# Boss 8' skiddy push box like new!



## Ajlawn1 (Aug 20, 2009)

Like new Boss 8' skidsteer box. Located Northern Indiana. $3500


----------



## m_ice (Aug 12, 2012)

Ajlawn1 said:


> Like new Boss 8' skidsteer box. Located Northern Indiana. $3500
> 
> View attachment 224975


It didn't even hit the ground at the Empire before it was posted for sale?


----------



## Ajlawn1 (Aug 20, 2009)

m_ice said:


> It didn't even hit the ground at the Empire before it was posted for sale?
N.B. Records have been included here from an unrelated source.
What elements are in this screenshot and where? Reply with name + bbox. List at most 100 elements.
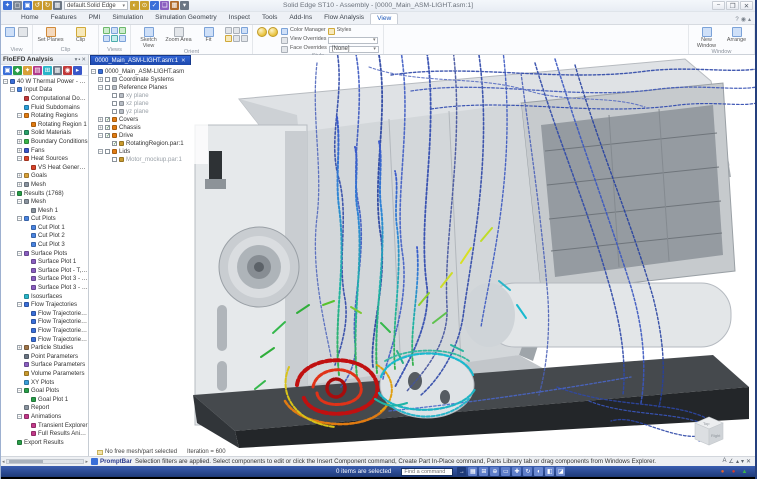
app-logo-icon[interactable]: ✦ bbox=[3, 1, 12, 10]
previous-view-icon[interactable] bbox=[233, 35, 240, 42]
checkbox[interactable] bbox=[112, 101, 117, 106]
tab-add-ins[interactable]: Add-Ins bbox=[283, 13, 318, 24]
color-manager-icon[interactable] bbox=[281, 28, 288, 35]
undo-icon[interactable]: ↺ bbox=[33, 1, 42, 10]
view-cube-icon[interactable] bbox=[103, 27, 110, 34]
named-view-icon[interactable] bbox=[119, 35, 126, 42]
collapse-icon[interactable]: − bbox=[17, 156, 22, 161]
tree-item[interactable]: XY Plots bbox=[3, 378, 88, 387]
pathfinder-item[interactable]: −0000_Main_ASM-LIGHT.asm bbox=[91, 67, 207, 75]
tree-item[interactable]: Surface Parameters bbox=[3, 361, 88, 370]
collapse-ribbon-icon[interactable]: ▴ bbox=[748, 16, 751, 23]
tree-horizontal-scrollbar[interactable]: ◂ ▸ bbox=[1, 458, 89, 465]
collapse-icon[interactable]: − bbox=[98, 85, 103, 90]
tree-item[interactable]: Point Parameters bbox=[3, 352, 88, 361]
zoom-area-button[interactable]: Zoom Area bbox=[165, 27, 192, 44]
links-icon[interactable]: ⊙ bbox=[140, 1, 149, 10]
pan-icon[interactable]: ✚ bbox=[512, 467, 521, 476]
expand-icon[interactable]: + bbox=[17, 130, 22, 135]
pathfinder-item[interactable]: xy plane bbox=[91, 91, 207, 99]
tree-item[interactable]: Volume Parameters bbox=[3, 369, 88, 378]
flow-toolbar-icon-1[interactable]: ▣ bbox=[3, 66, 12, 75]
zoom-area-icon[interactable]: ⊞ bbox=[479, 467, 488, 476]
collapse-icon[interactable]: − bbox=[98, 149, 103, 154]
angle-icon[interactable]: ∠ bbox=[729, 458, 734, 465]
alert-tray-icon[interactable]: ● bbox=[718, 467, 727, 476]
pathfinder-item[interactable]: −Reference Planes bbox=[91, 83, 207, 91]
set-planes-button[interactable]: Set Planes bbox=[37, 27, 64, 44]
collapse-icon[interactable]: − bbox=[91, 69, 96, 74]
pathfinder-item[interactable]: yz plane bbox=[91, 107, 207, 115]
tree-item[interactable]: −Results (1768) bbox=[3, 189, 88, 198]
tree-item[interactable]: +Particle Studies bbox=[3, 343, 88, 352]
expand-icon[interactable]: + bbox=[17, 173, 22, 178]
expand-icon[interactable]: + bbox=[17, 182, 22, 187]
checkbox[interactable]: ✓ bbox=[105, 133, 110, 138]
tree-item[interactable]: VS Heat Generation Rate 1 bbox=[3, 163, 88, 172]
collapse-icon[interactable]: − bbox=[98, 133, 103, 138]
pathfinder-item[interactable]: ✓RotatingRegion.par:1 bbox=[91, 139, 207, 147]
tree-item[interactable]: −40 W Thermal Power - Reversed Rotat bbox=[3, 77, 88, 86]
maximize-button[interactable]: ❐ bbox=[726, 1, 739, 10]
tree-item[interactable]: +Boundary Conditions bbox=[3, 137, 88, 146]
tree-item[interactable]: Mesh 1 bbox=[3, 206, 88, 215]
pathfinder-item[interactable]: +✓Chassis bbox=[91, 123, 207, 131]
tab-inspect[interactable]: Inspect bbox=[223, 13, 256, 24]
face-overrides-dropdown[interactable]: [None] ▾ bbox=[329, 46, 379, 53]
layers-icon[interactable]: ❏ bbox=[160, 1, 169, 10]
theme-icon[interactable]: ◐ bbox=[130, 1, 139, 10]
help-icon[interactable]: ? bbox=[735, 17, 738, 23]
close-icon[interactable]: ✕ bbox=[181, 58, 186, 64]
new-window-button[interactable]: New Window bbox=[693, 27, 720, 49]
shaded-view-icon[interactable]: ◐ bbox=[534, 467, 543, 476]
pathfinder-item[interactable]: xz plane bbox=[91, 99, 207, 107]
collapse-icon[interactable]: − bbox=[17, 199, 22, 204]
face-overrides-icon[interactable] bbox=[281, 46, 288, 53]
tab-home[interactable]: Home bbox=[15, 13, 45, 24]
scrollbar-thumb[interactable] bbox=[9, 460, 43, 463]
new-document-icon[interactable]: ▢ bbox=[13, 1, 22, 10]
flow-toolbar-icon-7[interactable]: ◉ bbox=[63, 66, 72, 75]
tree-item[interactable]: Flow Trajectories 4 bbox=[3, 335, 88, 344]
screen-icon[interactable]: ▦ bbox=[53, 1, 62, 10]
tree-item[interactable]: −Goal Plots bbox=[3, 386, 88, 395]
tree-item[interactable]: Surface Plot 1 bbox=[3, 257, 88, 266]
tree-item[interactable]: Fluid Subdomains bbox=[3, 103, 88, 112]
tree-item[interactable]: Rotating Region 1 bbox=[3, 120, 88, 129]
collapse-icon[interactable]: − bbox=[17, 251, 22, 256]
checkbox[interactable] bbox=[112, 157, 117, 162]
expand-icon[interactable]: + bbox=[17, 345, 22, 350]
shaded-edges-style-icon[interactable] bbox=[268, 27, 278, 37]
perspective-icon[interactable]: ◪ bbox=[556, 467, 565, 476]
flow-toolbar-icon-5[interactable]: ⊞ bbox=[43, 66, 52, 75]
view-icon[interactable] bbox=[5, 27, 15, 37]
right-view-icon[interactable] bbox=[111, 35, 118, 42]
network-tray-icon[interactable]: ▲ bbox=[740, 467, 749, 476]
checkbox[interactable] bbox=[112, 93, 117, 98]
zoom-icon[interactable]: ⊕ bbox=[490, 467, 499, 476]
panel-menu-icon[interactable]: ▾ bbox=[75, 57, 78, 63]
tree-item[interactable]: Full Results Animation bbox=[3, 429, 88, 438]
tab-view[interactable]: View bbox=[370, 13, 398, 24]
tab-simulation-geometry[interactable]: Simulation Geometry bbox=[149, 13, 223, 24]
tree-item[interactable]: −Cut Plots bbox=[3, 215, 88, 224]
tab-flow-analysis[interactable]: Flow Analysis bbox=[318, 13, 370, 24]
tree-item[interactable]: +Mesh bbox=[3, 180, 88, 189]
collapse-icon[interactable]: − bbox=[3, 79, 8, 84]
flow-toolbar-icon-2[interactable]: ◆ bbox=[13, 66, 22, 75]
tree-item[interactable]: −Surface Plots bbox=[3, 249, 88, 258]
scroll-left-icon[interactable]: ◂ bbox=[2, 459, 5, 465]
common-views-icon[interactable] bbox=[225, 35, 232, 42]
view-overrides-dropdown[interactable]: ▾ bbox=[328, 37, 378, 44]
collapse-icon[interactable]: − bbox=[17, 388, 22, 393]
tab-pmi[interactable]: PMI bbox=[83, 13, 107, 24]
configuration-dropdown[interactable]: default.Solid Edge ▾ bbox=[64, 1, 128, 10]
pathfinder-item[interactable]: Motor_mockup.par:1 bbox=[91, 155, 207, 163]
flow-toolbar-icon-8[interactable]: ▸ bbox=[73, 66, 82, 75]
panel-close-icon[interactable]: ✕ bbox=[81, 57, 86, 63]
checkbox[interactable]: ✓ bbox=[105, 125, 110, 130]
view-overrides-icon[interactable] bbox=[281, 37, 288, 44]
tree-item[interactable]: Cut Plot 1 bbox=[3, 223, 88, 232]
checkbox[interactable] bbox=[105, 77, 110, 82]
tree-item[interactable]: Cut Plot 2 bbox=[3, 232, 88, 241]
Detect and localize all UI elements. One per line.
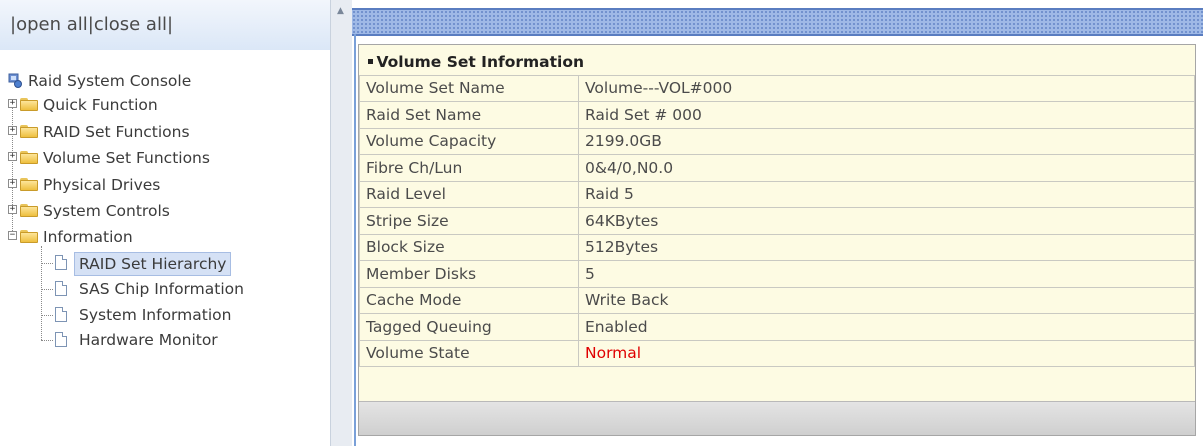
tree-connector xyxy=(41,263,53,264)
bullet-icon xyxy=(367,58,373,64)
expand-icon[interactable]: + xyxy=(8,99,17,108)
table-row: Tagged Queuing Enabled xyxy=(359,313,1195,341)
field-value: Raid Set # 000 xyxy=(578,101,1195,129)
expand-icon[interactable]: + xyxy=(8,152,17,161)
folder-icon xyxy=(20,178,38,191)
tree-item-label: RAID Set Hierarchy xyxy=(74,252,232,276)
field-value: Raid 5 xyxy=(578,180,1195,208)
scroll-up-icon[interactable]: ▲ xyxy=(337,6,344,16)
table-header-row: Volume Set Information xyxy=(359,49,1195,76)
panel-title: Volume Set Information xyxy=(359,49,1195,76)
field-label: Raid Level xyxy=(359,180,579,208)
tree-controls: |open all|close all| xyxy=(10,14,173,35)
expand-icon[interactable]: + xyxy=(8,126,17,135)
document-icon xyxy=(55,307,67,322)
field-value: 2199.0GB xyxy=(578,127,1195,155)
main-frame: Volume Set Information Volume Set Name V… xyxy=(352,0,1203,446)
header-bar xyxy=(352,8,1203,36)
field-label: Member Disks xyxy=(359,260,579,288)
navigation-frame: |open all|close all| Raid System Console… xyxy=(0,0,330,446)
tree-folder-label: Information xyxy=(43,228,133,246)
table-row: Stripe Size 64KBytes xyxy=(359,207,1195,235)
tree-connector xyxy=(41,246,42,340)
document-icon xyxy=(55,332,67,347)
tree-item-label: System Information xyxy=(79,306,232,324)
table-row: Cache Mode Write Back xyxy=(359,286,1195,314)
field-label: Volume Set Name xyxy=(359,74,579,102)
console-icon xyxy=(8,73,22,88)
field-value: 512Bytes xyxy=(578,233,1195,261)
tree-connector xyxy=(12,104,13,237)
panel-footer xyxy=(359,401,1195,435)
field-label: Tagged Queuing xyxy=(359,313,579,341)
tree-item-label: SAS Chip Information xyxy=(79,280,244,298)
field-value: 5 xyxy=(578,260,1195,288)
field-label: Stripe Size xyxy=(359,207,579,235)
field-value: 64KBytes xyxy=(578,207,1195,235)
tree-folder-label: Physical Drives xyxy=(43,176,161,194)
field-value: Enabled xyxy=(578,313,1195,341)
tree-folder-label: System Controls xyxy=(43,202,170,220)
panel-title-text: Volume Set Information xyxy=(376,52,585,71)
tree-connector xyxy=(41,289,53,290)
field-label: Cache Mode xyxy=(359,286,579,314)
expand-icon[interactable]: + xyxy=(8,179,17,188)
field-label: Volume State xyxy=(359,339,579,367)
volume-set-information-table: Volume Set Information Volume Set Name V… xyxy=(359,49,1195,367)
separator: | xyxy=(166,14,174,35)
field-label: Block Size xyxy=(359,233,579,261)
table-row: Block Size 512Bytes xyxy=(359,233,1195,261)
expand-icon[interactable]: + xyxy=(8,205,17,214)
folder-icon xyxy=(20,151,38,164)
collapse-icon[interactable]: − xyxy=(8,231,17,240)
table-row: Fibre Ch/Lun 0&4/0,N0.0 xyxy=(359,154,1195,182)
tree-folder-label: RAID Set Functions xyxy=(43,123,190,141)
table-row: Volume State Normal xyxy=(359,339,1195,367)
tree-folder-label: Volume Set Functions xyxy=(43,149,210,167)
tree-connector xyxy=(41,315,53,316)
tree-root-label: Raid System Console xyxy=(28,72,192,90)
volume-set-information-panel: Volume Set Information Volume Set Name V… xyxy=(358,44,1196,436)
open-folder-icon xyxy=(20,230,38,243)
field-value: 0&4/0,N0.0 xyxy=(578,154,1195,182)
table-row: Member Disks 5 xyxy=(359,260,1195,288)
tree-item-label: Hardware Monitor xyxy=(79,331,218,349)
table-row: Raid Level Raid 5 xyxy=(359,180,1195,208)
tree-connector xyxy=(41,340,53,341)
close-all-link[interactable]: close all xyxy=(94,14,167,35)
folder-icon xyxy=(20,98,38,111)
field-label: Fibre Ch/Lun xyxy=(359,154,579,182)
field-value: Write Back xyxy=(578,286,1195,314)
nav-scrollbar[interactable]: ▲ xyxy=(330,0,353,446)
field-value: Volume---VOL#000 xyxy=(578,74,1195,102)
folder-icon xyxy=(20,125,38,138)
open-all-link[interactable]: open all xyxy=(16,14,88,35)
nav-header: |open all|close all| xyxy=(0,0,330,50)
table-row: Raid Set Name Raid Set # 000 xyxy=(359,101,1195,129)
folder-icon xyxy=(20,204,38,217)
document-icon xyxy=(55,281,67,296)
table-row: Volume Capacity 2199.0GB xyxy=(359,127,1195,155)
field-label: Volume Capacity xyxy=(359,127,579,155)
volume-state-value: Normal xyxy=(578,339,1195,367)
tree-folder-label: Quick Function xyxy=(43,96,158,114)
table-row: Volume Set Name Volume---VOL#000 xyxy=(359,74,1195,102)
field-label: Raid Set Name xyxy=(359,101,579,129)
document-icon xyxy=(55,255,67,270)
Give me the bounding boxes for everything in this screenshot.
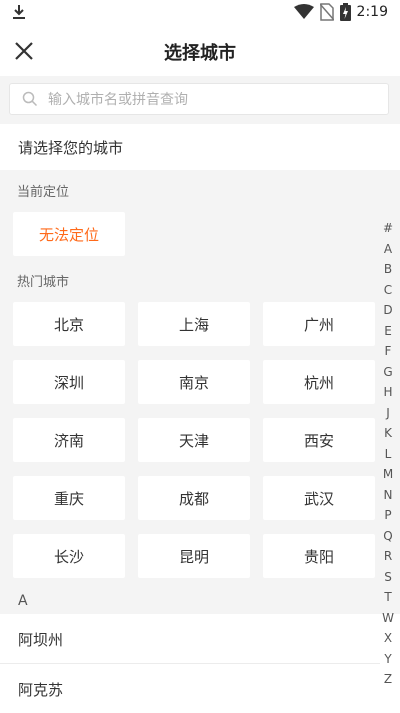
search-icon <box>22 91 38 107</box>
page-title: 选择城市 <box>164 43 236 64</box>
index-letter[interactable]: S <box>376 567 400 588</box>
hot-city-button[interactable]: 贵阳 <box>263 534 375 578</box>
index-letter[interactable]: G <box>376 362 400 383</box>
alphabet-index-bar[interactable]: # A B C D E F G H J K L M N P Q R S T W … <box>376 218 400 690</box>
hot-city-button[interactable]: 重庆 <box>13 476 125 520</box>
hot-city-button[interactable]: 天津 <box>138 418 250 462</box>
index-letter[interactable]: R <box>376 546 400 567</box>
hot-city-button[interactable]: 成都 <box>138 476 250 520</box>
search-box[interactable] <box>9 83 389 115</box>
city-list: 阿坝州 阿克苏 <box>0 614 400 713</box>
title-bar: 选择城市 <box>0 26 400 76</box>
search-input[interactable] <box>46 88 380 112</box>
section-letter: A <box>18 593 28 609</box>
select-city-prompt: 请选择您的城市 <box>0 124 400 170</box>
hot-city-button[interactable]: 长沙 <box>13 534 125 578</box>
hot-cities-label: 热门城市 <box>17 275 70 290</box>
city-list-item[interactable]: 阿坝州 <box>0 614 380 664</box>
index-letter[interactable]: J <box>376 403 400 424</box>
locate-button[interactable]: 无法定位 <box>13 212 125 256</box>
index-letter[interactable]: Y <box>376 649 400 670</box>
index-letter[interactable]: B <box>376 259 400 280</box>
wifi-icon <box>293 4 314 19</box>
download-icon <box>13 5 25 19</box>
current-location-label: 当前定位 <box>17 185 70 200</box>
hot-city-button[interactable]: 济南 <box>13 418 125 462</box>
index-letter[interactable]: X <box>376 628 400 649</box>
no-sim-icon <box>319 3 334 21</box>
index-letter[interactable]: N <box>376 485 400 506</box>
index-letter[interactable]: M <box>376 464 400 485</box>
status-bar: 2:19 <box>0 0 400 26</box>
index-letter[interactable]: C <box>376 280 400 301</box>
index-letter[interactable]: L <box>376 444 400 465</box>
hot-city-button[interactable]: 上海 <box>138 302 250 346</box>
hot-city-button[interactable]: 深圳 <box>13 360 125 404</box>
letter-section-header: A <box>0 590 400 614</box>
index-letter[interactable]: E <box>376 321 400 342</box>
index-letter[interactable]: F <box>376 341 400 362</box>
index-letter[interactable]: D <box>376 300 400 321</box>
hot-city-button[interactable]: 杭州 <box>263 360 375 404</box>
city-list-item[interactable]: 阿克苏 <box>0 664 380 713</box>
search-bar <box>0 76 400 124</box>
index-letter[interactable]: T <box>376 587 400 608</box>
prompt-text: 请选择您的城市 <box>18 139 124 157</box>
clock-time: 2:19 <box>356 4 388 20</box>
hot-city-button[interactable]: 广州 <box>263 302 375 346</box>
hot-city-button[interactable]: 武汉 <box>263 476 375 520</box>
hot-city-button[interactable]: 西安 <box>263 418 375 462</box>
index-letter[interactable]: W <box>376 608 400 629</box>
index-letter[interactable]: # <box>376 218 400 239</box>
hot-city-button[interactable]: 北京 <box>13 302 125 346</box>
hot-city-button[interactable]: 昆明 <box>138 534 250 578</box>
index-letter[interactable]: H <box>376 382 400 403</box>
city-name: 阿坝州 <box>18 631 64 649</box>
battery-charging-icon <box>339 3 351 21</box>
index-letter[interactable]: Z <box>376 669 400 690</box>
index-letter[interactable]: K <box>376 423 400 444</box>
hot-city-button[interactable]: 南京 <box>138 360 250 404</box>
index-letter[interactable]: P <box>376 505 400 526</box>
city-name: 阿克苏 <box>18 681 64 699</box>
index-letter[interactable]: Q <box>376 526 400 547</box>
index-letter[interactable]: A <box>376 239 400 260</box>
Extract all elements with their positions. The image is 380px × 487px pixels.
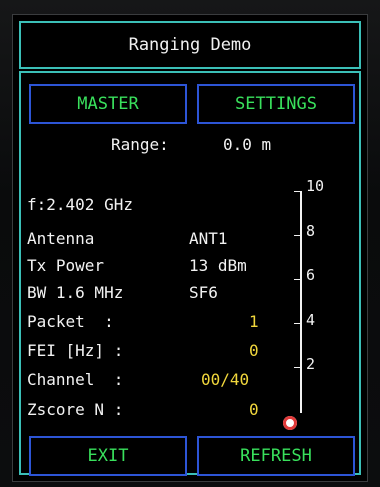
range-scale-bar — [300, 191, 302, 413]
channel-label: Channel : — [27, 370, 124, 389]
range-label: Range: — [111, 135, 169, 154]
tx-power-label: Tx Power — [27, 256, 105, 275]
antenna-value: ANT1 — [189, 229, 228, 248]
frequency-text: f:2.402 GHz — [27, 195, 133, 214]
title-bar: Ranging Demo — [19, 21, 361, 69]
scale-label-8: 8 — [306, 222, 316, 240]
scale-tick — [294, 279, 302, 280]
range-value: 0.0 m — [223, 135, 272, 154]
exit-button[interactable]: EXIT — [29, 436, 187, 476]
antenna-label: Antenna — [27, 229, 95, 248]
packet-label: Packet : — [27, 312, 114, 331]
scale-label-6: 6 — [306, 266, 316, 284]
spreading-factor-value: SF6 — [189, 283, 218, 302]
page-title: Ranging Demo — [128, 35, 252, 55]
zscore-value: 0 — [249, 400, 259, 419]
master-button[interactable]: MASTER — [29, 84, 187, 124]
packet-value: 1 — [249, 312, 259, 331]
scale-tick — [294, 191, 302, 192]
scale-tick — [294, 235, 302, 236]
scale-label-10: 10 — [306, 177, 325, 195]
channel-value: 00/40 — [201, 370, 250, 389]
fei-value: 0 — [249, 341, 259, 360]
scale-tick — [294, 367, 302, 368]
scale-tick — [294, 323, 302, 324]
settings-button[interactable]: SETTINGS — [197, 84, 355, 124]
bandwidth-label: BW 1.6 MHz — [27, 283, 124, 302]
range-marker-icon — [283, 416, 297, 430]
scale-label-2: 2 — [306, 355, 316, 373]
tx-power-value: 13 dBm — [189, 256, 247, 275]
scale-label-4: 4 — [306, 311, 316, 329]
fei-label: FEI [Hz] : — [27, 341, 124, 360]
zscore-label: Zscore N : — [27, 400, 124, 419]
lcd-screen: Ranging Demo MASTER SETTINGS Range: 0.0 … — [12, 14, 368, 482]
refresh-button[interactable]: REFRESH — [197, 436, 355, 476]
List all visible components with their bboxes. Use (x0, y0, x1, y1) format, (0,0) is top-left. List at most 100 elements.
Your MVP lasted 10 minutes... Enough to get washed... Guy was literally heading to Grand cRapids for a wipeout and turned around...


----------



## 1olddogtwo (Aug 6, 2007)

Ajlawn1 said:


> Like new Boss 8' skidsteer box. Located Northern Indiana. $3500
> 
> View attachment 224975


 Will that fit a Cat 980?


----------



## m_ice (Aug 12, 2012)

1olddogtwo said:


> Will that fit a Cat 980?


Yes


----------



## m_ice (Aug 12, 2012)

1olddogtwo said:


> Will that fit a Cat 980?


Inside the bucket...lol


----------